FP StaffJun 08, 2021 18:16:49 IST
He is the man who has arguably done more than anybody else to bring the supermarket to your fingertips. Now, he plans to send humans to the last frontier: Space. Although he is not the only billionaire with an interest in space, Bezos is set to become the richest man to head into the great nothingness when he takes off on a rocket made by his own company in July.
Why is Bezos going to space?
Mostly, for sightseeing. But the flight is also significant because it will be the first mission featuring a crew of the New Shepard rocket and capsule created by Blue Origin, the space exploration company owned by Bezos, at present reportedly the second-richest person on Earth with a net worth of more than $185 billion.
The spacecraft has seen 15 test flights, but none with any humans on board. On his space ride slated for July 20, Bezos will be accompanied by his brother Mark and the winner of an auction for a seat on the flight. Blue Origin has said more than 5,000 bids have come in from across the world for a ticket on the flight and that the current highest bid stood at $2.8 million in the ongoing second round of auction after the company closed the first round. However, the names of the top bidders have not been revealed.
New Shepard — the rocket that will take Bezos to space
The New Shepard craft that Bezos and company will take to space is reportedly a rocket-and-capsule combo that is designed to autonomously fly six passengers more than 62 miles (100 km) — where space is officially agreed to begin — above Earth into suborbital space.
The rocket measures 60-ft from tip to base and is named after Alan Shepard, the first American to go to space.
Blue Origin also has another rocket in its fleet, the New Glenn, named after US astronaut John Glenn, the first American to orbit the Earth. The New Glenn is a
270-ft tall giant that is expected to carry large payloads into orbit.
With cheap space travel a watchword for a new generation of billionaire entrepreneurs, both New Shepard and New Glenn are vertical take off and vertical landing craft that can be reused multiple times.
What should passengers expect on a trip to space?
According to Blue Origin, a spin to the margin of infinity on board the New Shepard can last about 11 minutes. Passengers would be able to see Earth against the blackness of space and feel weightlessness. After the trip is over, the pressurised capsule will head back to Earth using parachutes.
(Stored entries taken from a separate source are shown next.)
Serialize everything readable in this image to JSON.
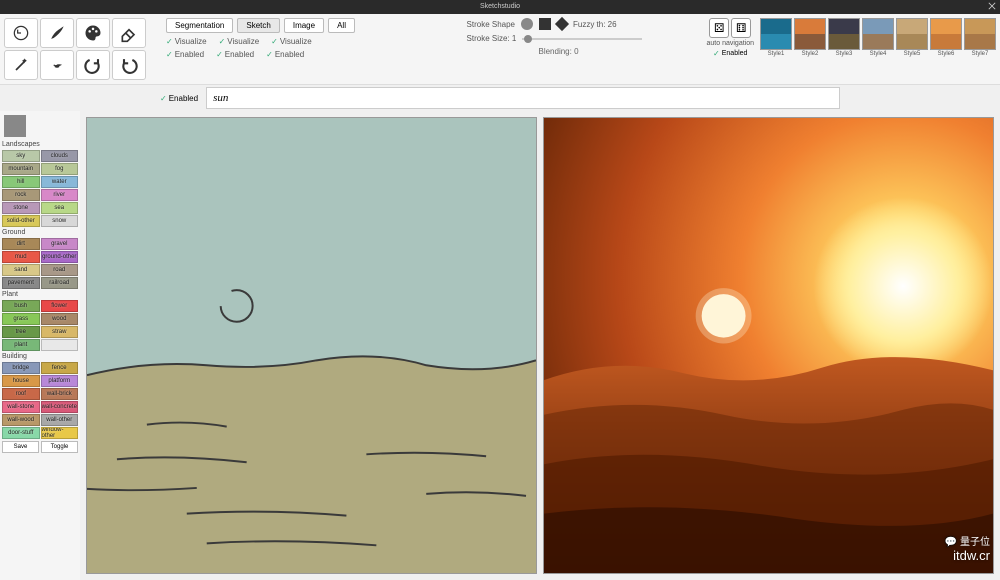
{
  "window": {
    "title": "Sketchstudio"
  },
  "toolbar": {
    "seg_label": "Segmentation",
    "seg_options": [
      "Sketch",
      "Image",
      "All"
    ],
    "checks": {
      "row1": [
        "Visualize",
        "Visualize",
        "Visualize"
      ],
      "row2": [
        "Enabled",
        "Enabled",
        "Enabled"
      ]
    },
    "stroke_shape_label": "Stroke Shape",
    "fuzzy_label": "Fuzzy th: 26",
    "stroke_size_label": "Stroke Size: 1",
    "blending_label": "Blending: 0",
    "enabled_label": "Enabled",
    "auto_nav": "auto navigation"
  },
  "styles": [
    {
      "label": "Style1",
      "colors": [
        "#1a6b8c",
        "#2a8bb0"
      ]
    },
    {
      "label": "Style2",
      "colors": [
        "#d97b3a",
        "#8a5a3a"
      ]
    },
    {
      "label": "Style3",
      "colors": [
        "#3a3a4a",
        "#6a5a3a"
      ]
    },
    {
      "label": "Style4",
      "colors": [
        "#7a9ab8",
        "#9a7a5a"
      ]
    },
    {
      "label": "Style5",
      "colors": [
        "#c8a878",
        "#a88858"
      ]
    },
    {
      "label": "Style6",
      "colors": [
        "#e89a4a",
        "#c87a3a"
      ]
    },
    {
      "label": "Style7",
      "colors": [
        "#c89858",
        "#a87848"
      ]
    }
  ],
  "input": {
    "value": "sun"
  },
  "palette": {
    "sections": [
      {
        "title": "Landscapes",
        "items": [
          {
            "name": "sky",
            "c": "#b8c8a8"
          },
          {
            "name": "clouds",
            "c": "#9898a8"
          },
          {
            "name": "mountain",
            "c": "#a8a888"
          },
          {
            "name": "fog",
            "c": "#b8c898"
          },
          {
            "name": "hill",
            "c": "#88c878"
          },
          {
            "name": "water",
            "c": "#88b8d8"
          },
          {
            "name": "rock",
            "c": "#a89878"
          },
          {
            "name": "river",
            "c": "#d888c8"
          },
          {
            "name": "stone",
            "c": "#b898b8"
          },
          {
            "name": "sea",
            "c": "#b8d888"
          },
          {
            "name": "solid-other",
            "c": "#d8c858"
          },
          {
            "name": "snow",
            "c": "#d8d8d8"
          }
        ]
      },
      {
        "title": "Ground",
        "items": [
          {
            "name": "dirt",
            "c": "#a88858"
          },
          {
            "name": "gravel",
            "c": "#c888c8"
          },
          {
            "name": "mud",
            "c": "#e85848"
          },
          {
            "name": "ground-other",
            "c": "#a868c8"
          },
          {
            "name": "sand",
            "c": "#d8c888"
          },
          {
            "name": "road",
            "c": "#a89888"
          },
          {
            "name": "pavement",
            "c": "#888888"
          },
          {
            "name": "railroad",
            "c": "#989888"
          }
        ]
      },
      {
        "title": "Plant",
        "items": [
          {
            "name": "bush",
            "c": "#78a858"
          },
          {
            "name": "flower",
            "c": "#e84848"
          },
          {
            "name": "grass",
            "c": "#88c858"
          },
          {
            "name": "wood",
            "c": "#a88868"
          },
          {
            "name": "tree",
            "c": "#689848"
          },
          {
            "name": "straw",
            "c": "#d8b868"
          },
          {
            "name": "plant",
            "c": "#78b878"
          },
          {
            "name": "",
            "c": "#e8e8e8"
          }
        ]
      },
      {
        "title": "Building",
        "items": [
          {
            "name": "bridge",
            "c": "#8898b8"
          },
          {
            "name": "fence",
            "c": "#c8a848"
          },
          {
            "name": "house",
            "c": "#d89848"
          },
          {
            "name": "platform",
            "c": "#b888d8"
          },
          {
            "name": "roof",
            "c": "#c86848"
          },
          {
            "name": "wall-brick",
            "c": "#b87858"
          },
          {
            "name": "wall-stone",
            "c": "#e86888"
          },
          {
            "name": "wall-concrete",
            "c": "#d85878"
          },
          {
            "name": "wall-wood",
            "c": "#b89868"
          },
          {
            "name": "wall-other",
            "c": "#a8a8a8"
          },
          {
            "name": "door-stuff",
            "c": "#88d8a8"
          },
          {
            "name": "window-other",
            "c": "#e8c848"
          }
        ]
      }
    ],
    "save_btn": "Save",
    "toggle_btn": "Toggle"
  },
  "watermark": {
    "chat": "量子位",
    "site": "itdw.cr"
  }
}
The capsule has six observation windows.
Apart from Bezos, here are the other billionaires and their plan for space travel
While British billionaire Richard Branson has his Virgin Galactic and Tesla owner Elon Musk has his own plans to take humans into the deeper reaches of the cosmos with SpaceX, Bezos is set to pip both as the first billionaire in space.
“Ever since I was five years old, I’ve dreamed of travelling to space,” Bezos said in an Instagram post announcing his planned trip.
Bezos also potentially moves up the queue ahead of Japanese billionaire Yusaku Maezawa who has signed up for not one, but two trips to space: first, a trip to the International Space Station this December aboard a Russian Soyuz spacecraft from Baikonur Cosmodrome in Kazakhstan and, later in 2023, a trip around the moon on SpaceX’s Starship vehicle.
Is space travel safe?
According to Nasa, hazards that a space explorer can expect to encounter can be placed into five categories: “radiation, isolation and confinement, distance from Earth, gravity (or lack thereof), and hostile/closed environments”. Nasa adds though that “these hazards do not stand alone” and can “feed off one another and exacerbate effects on the human body”. These risks are analysed and efforts to mitigate them includes the International Space Station, which Nasa says “serves as a test bed to evaluate human performance and countermeasures required for the exploration of space”.
But what about insurance, you may ask. Well, news agency Reuters said that insurers are yet to devise instruments that cover space travel. “You will sign this waiver of liability and provided there’s no gross negligence or willful misconduct, if you don’t survive, unfortunately, there’s probably no financial recovery,” the agency quoted an official at an insurance firm as saying.